La reunión se disuelve. El gran maestro le ruega a Lorenzo que se quede, esforzándose por mantenerse frío.
—Corren rumores en vuestra contra…
Lorenzo saborea el licor, domina el temblor que está a punto de sacudirlo y se encoge de hombros.
—¿Y entonces?
—Se os ha visto entrar en el edificio…, ese que nosotros llamamos el de los espías de Cavour…
—He sido autorizado por el Maestro en persona para mantener contactos en los más altos niveles—rebate imperturbable.
Y suena convincente. Sobre todo porque, por una vez, está diciendo la verdad.
Es una guerra extraña, reflexiona Lorenzo cuando, más tarde, se encuentra con un soldado francés y uno sardo. Ambos heridos, ambos inmersos en la lectura a la sombra de un haya en el parque en construcción en torno a las ruinas del viejo castillo de Valentino. El francés lee a Balzac; el sardo, a Leopardi. Lorenzo les lleva bebida, se sienta a su lado.
—¿Cómo va la guerra?
—Ni bien ni mal—responde el francés, un gran hombre alto y rubio con un brazo en cabestrillo—. Los austriacos se defienden con la artillería, pero ante la bayoneta huyen como conejos.
—¿Y nosotros?—le pregunta al sardo.
El otro arruga la frente.
—Nosotros… ¡Los voluntarios combaten por Italia, los mercenarios por la paga!
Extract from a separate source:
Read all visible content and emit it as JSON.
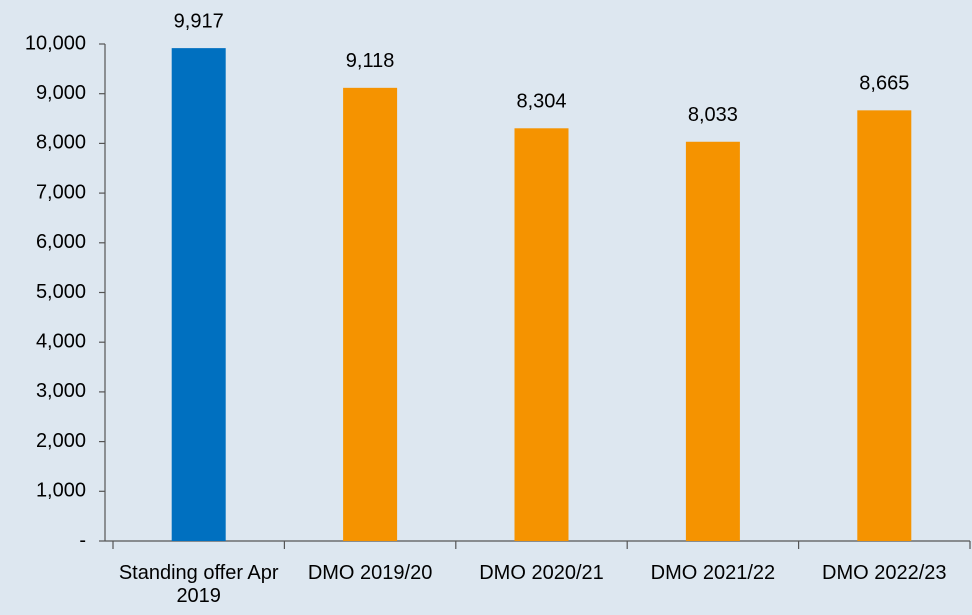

Y la tragedia son los oficiales…, nos tratan como a basura, hablando con respeto; para ellos somos solo carne de matadero. Por eso, en cuanto podemos, pensamos solo en salvar el pellejo y volver a casa. Para los franceses es diferente. Sus oficiales son amigos, compañeros, hermanos, frecuentan los mismos cafés, se intercambian la comida y la ropa, combaten…, eso es, combaten con amistad, digamos incluso que con afecto, mientras que nosotros…
Sí, concluye Lorenzo, esta es una guerra extraña.